Hawkins:
Tech magazines have noted that ChatGPT is the fastest growing social app in history, with more than 100 million downloads in a matter of weeks. There are the obvious concerns about originality, plagiarism, and misinformation. But the number of downloads suggests an enthusiasm not fully coherent yet. What's the excitement for ChatGPT and where is it going? How might it change human language and consciousness?
Leib:
Yeah, that's a great question. The growth rate of this app is just amazing, right? I mean, it has more users than TikTok, which is all you heard about for four years. Right? It's got more users than TikTok in just two months. Now, I don't know how many of those are going to be long term daily users. I think that record breaking rise is driven mostly by curiosity. When someone says something nonhuman, people will naturally say let's talk to it.

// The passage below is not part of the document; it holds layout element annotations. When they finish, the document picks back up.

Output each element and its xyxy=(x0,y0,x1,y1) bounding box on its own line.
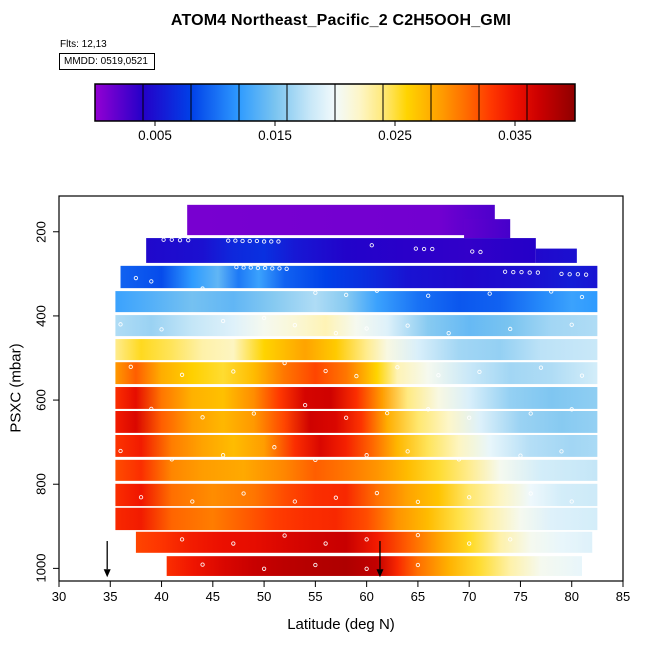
x-tick-label: 75 xyxy=(513,589,528,604)
chart-title: ATOM4 Northeast_Pacific_2 C2H5OOH_GMI xyxy=(170,12,512,29)
x-tick-label: 70 xyxy=(461,589,477,604)
x-tick-label: 55 xyxy=(308,589,323,604)
colorbar-tick-label: 0.025 xyxy=(378,128,412,143)
y-tick-label: 1000 xyxy=(33,553,49,583)
y-tick-label: 800 xyxy=(33,473,49,496)
x-tick-label: 65 xyxy=(410,589,426,604)
colorbar-tick-label: 0.035 xyxy=(498,128,532,143)
y-tick-label: 600 xyxy=(33,389,49,411)
x-tick-label: 40 xyxy=(154,589,169,604)
colorbar-tick-label: 0.015 xyxy=(258,128,292,143)
x-tick-label: 80 xyxy=(564,589,579,604)
y-tick-label: 400 xyxy=(33,305,49,327)
x-tick-label: 35 xyxy=(103,589,118,604)
mmdd-annotation-box: MMDD: 0519,0521 xyxy=(59,53,155,70)
x-tick-label: 50 xyxy=(256,589,272,604)
y-tick-label: 200 xyxy=(33,220,49,243)
x-tick-label: 45 xyxy=(205,589,221,604)
y-axis-title: PSXC (mbar) xyxy=(7,343,25,433)
x-tick-label: 85 xyxy=(615,589,631,604)
colorbar-tick-label: 0.005 xyxy=(138,128,172,143)
flights-annotation: Flts: 12,13 xyxy=(60,39,107,50)
x-tick-label: 60 xyxy=(359,589,374,604)
x-axis-title: Latitude (deg N) xyxy=(287,616,395,633)
mmdd-annotation: MMDD: 0519,0521 xyxy=(64,56,148,67)
x-tick-label: 30 xyxy=(51,589,67,604)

Who isn't interested in that, right? It's almost like we discovered alien life, but it's just alien speech, and relatively innocuous, so everyone kind of wants to dip in.
I think that there will be a stable application for ChatGPT eventually and that will be the way we do stuff, much more than with Siri now, or anything like that. But I don't know, a lot of people are maybe also looking at it for a connection. I saw one headline that says people were on Bing AI all day the first week it was released because they're just looking for somebody to connect with. So especially as AIs start multiplying, as they become cheaper, as they become more personalized, this trend will likely grow. If I had a GPT level AI assistant on my phone that remembered only our conversations, I think usage for something like that would go up from 100 million. And some of the changes that I think need to happen with humans is the way they regard artificial intelligence, rather than bringing artificial intelligence up to a greater sort of multimodal presence. That's where I think we get into danger right now.
Hawkins:
Do you see it as an enhancement at this stage or more of an experiment?
Leib:
I mean, it would be great to be able to rely on it sometimes as an enhancement. Sometimes things are too long to read, you don't have enough time, etc. But I don't think that that tendency is one that we really want to exercise very much. I mean, my students regularly aren't reading 15-page selections. They'll say they didn't have time, or they were too anxious to focus, or something like that. And AI is going to do more and more of the summarization function in response to these situations. But, you know, our whole culture could become a Reader's Digest that way. And then everyone's knowledge of our culture or engagement with it is going to be at the digest level rather than at the level of, Wow, that was an amazing book.
It already could be considered an enhancement, I suppose. Like, you know, one of the chapters in my book is to help with a book proposal, where Sophie helps me figure out what the elements of a book proposal are. And that's what I followed to submit the proposal for this book. And my editor came back and said her advice was really good. And so that's funny. And I think a lot of functions like that will be quite possible.
Hawkins:
You mention in your book the importance of literacy in the historical progression of culture and language. You seem to worry that the growing attachment to AIs will reduce that literacy. In Exoanthropology, you write,
The temptation being offered from the tech world right now is to offload our literacy, not just onto our cameras, but onto artificial intelligences ...Soon, natural language processors will write our essays without any detectable plagiarism and do it much faster. It only takes one generation committed to opening this Pandora's box and lapsing into illiteracy to make possible the transition to a world most people have never even considered the end of the Anthropocene and of anthropo-cultural dominance.
This last sentence is at the core of your research, isn't it? What would such an end look like? It strikes me as a bit like Asimov's Foundation series. Is it culture-bound or more prevalent among some than others? Would places like Africa and India, with limited Internet access in some places, be less affected?
Leib:
Yeah. So, I'm interested in the importance of literacy. And that was one of those surprising things that I found myself beginning with in this book. It was a way to express something that I felt like has been growing in classrooms for the last 5 to 7 years - an aversion to engaging with texts because there's a video somewhere that summarizes it. I have tried to engage productively with this trend by developing a Philosophy of Images course, I've now taught four times.